DW África: E em relação ao próprio partido, o que deverá dominar o comité central? A FRELIMO não vive um momento particularmente bom…
SM: Acho que o partido vai se debruçar sobre a vida a sua vida interna e preparar-se para as eleições que se avizinham. Tivemos este infortúnio ao nível da zona centro, o ciclone Idai, vamos discutir o impacto que esta intempérie teve sobre a zona e como o partido pode melhorar a sua atuação dentro dos esforços que tinham sido feitos para recuperar ou trazer as pessoas de volta para a sua vida normal, temos a questão da instabilidade dos insurgentes no norte do país, temos de encontrar uma saída que traga paz e calma naquela região para que haja desenvolvimento.
DW África: E em relação às dívidas ocultas?
SM: Acho que não preciso mencionar, acho que é um assunto que é nosso pão de cada dia e tem de ser discutido.
DW África: E em que medida, na sua opinião, isso desestabiliza a imagem da FRELIMO neste momento, a beira de eleições principalmente?
SM: Não é bom, nenhum partido gostaria de estar numa situação destas, principalmente quando somos partidos que estamos a governar. Temos de encontra uma saída para que o país possa voltar de novo aos carris ter níveis de crescimento como tínhamos há alguns anos atrás.
DW África: Há certas correntes que defendem que o partido FRELIMO está a necessitar de uma espécie de purificação. Partilha dessa opinião?
SM: Depende de como entende por purificação…
DW África: De excluir ou se livar, de alguma maneira, de membros que não dignificam em nada a imagem do partido…
SM: Eu concordo, sim.
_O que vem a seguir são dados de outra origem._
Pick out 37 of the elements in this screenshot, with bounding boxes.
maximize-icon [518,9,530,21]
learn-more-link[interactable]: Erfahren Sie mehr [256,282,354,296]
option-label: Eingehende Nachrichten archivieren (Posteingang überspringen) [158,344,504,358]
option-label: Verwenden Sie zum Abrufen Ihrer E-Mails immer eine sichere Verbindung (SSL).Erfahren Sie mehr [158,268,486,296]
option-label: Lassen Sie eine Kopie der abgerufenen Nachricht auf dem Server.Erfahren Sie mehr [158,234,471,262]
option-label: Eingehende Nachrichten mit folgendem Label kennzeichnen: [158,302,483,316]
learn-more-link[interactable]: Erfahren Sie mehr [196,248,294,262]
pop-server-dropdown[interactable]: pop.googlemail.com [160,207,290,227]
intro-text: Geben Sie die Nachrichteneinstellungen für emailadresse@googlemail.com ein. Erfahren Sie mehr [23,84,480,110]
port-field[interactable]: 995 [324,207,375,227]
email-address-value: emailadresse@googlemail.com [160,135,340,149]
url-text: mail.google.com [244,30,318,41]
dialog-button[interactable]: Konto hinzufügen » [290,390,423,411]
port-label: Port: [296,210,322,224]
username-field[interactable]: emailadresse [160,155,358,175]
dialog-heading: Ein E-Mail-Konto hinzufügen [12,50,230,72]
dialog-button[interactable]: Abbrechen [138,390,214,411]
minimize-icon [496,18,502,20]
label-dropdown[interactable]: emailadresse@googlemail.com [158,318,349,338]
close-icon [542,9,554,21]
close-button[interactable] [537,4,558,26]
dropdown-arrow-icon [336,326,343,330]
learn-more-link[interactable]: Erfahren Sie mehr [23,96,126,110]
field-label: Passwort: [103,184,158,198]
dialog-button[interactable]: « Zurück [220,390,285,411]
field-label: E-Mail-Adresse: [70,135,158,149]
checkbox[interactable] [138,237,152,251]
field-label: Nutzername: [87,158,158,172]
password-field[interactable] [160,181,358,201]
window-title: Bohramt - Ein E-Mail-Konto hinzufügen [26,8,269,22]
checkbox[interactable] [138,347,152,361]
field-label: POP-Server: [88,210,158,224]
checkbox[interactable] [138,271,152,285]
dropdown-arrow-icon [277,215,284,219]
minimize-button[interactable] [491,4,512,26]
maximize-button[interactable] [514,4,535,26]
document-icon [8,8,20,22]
Não não dignifica não merece representar o partido.
DW África: E acha que o número desse tipo de gente dentro da FRELIMO cresce ou tende a reduzir?
SM: Eu acho que tende a crescer, querem aproveitar-se do facto do partido ser uma posição que não se pode dissociar da história deste país, então ser membro de um partido grande como a FRELIMO é vantajoso para quem tem objetivos obscuros e aproveitam-se.
DW África: A FRELIMO que o seu pai sonhou e a FRELIMO de hoje ainda tem alguma coisa em comum?
SM: Há uma diferença entre a FRELIMO que temos hoje e a que tínhamos em 1975 até aos anos oitenta, as dificuldades eram diferentes, a maneira de olharmos para os objetivos finais que queremos atingir no país é diferente, agora, temos aqui problemas sérios, problemas de falta de valores, é preciso trazermos os valores de volta, há problemas sérios de corrupção e isso não era uma situação corrente nos anos de que está a falar.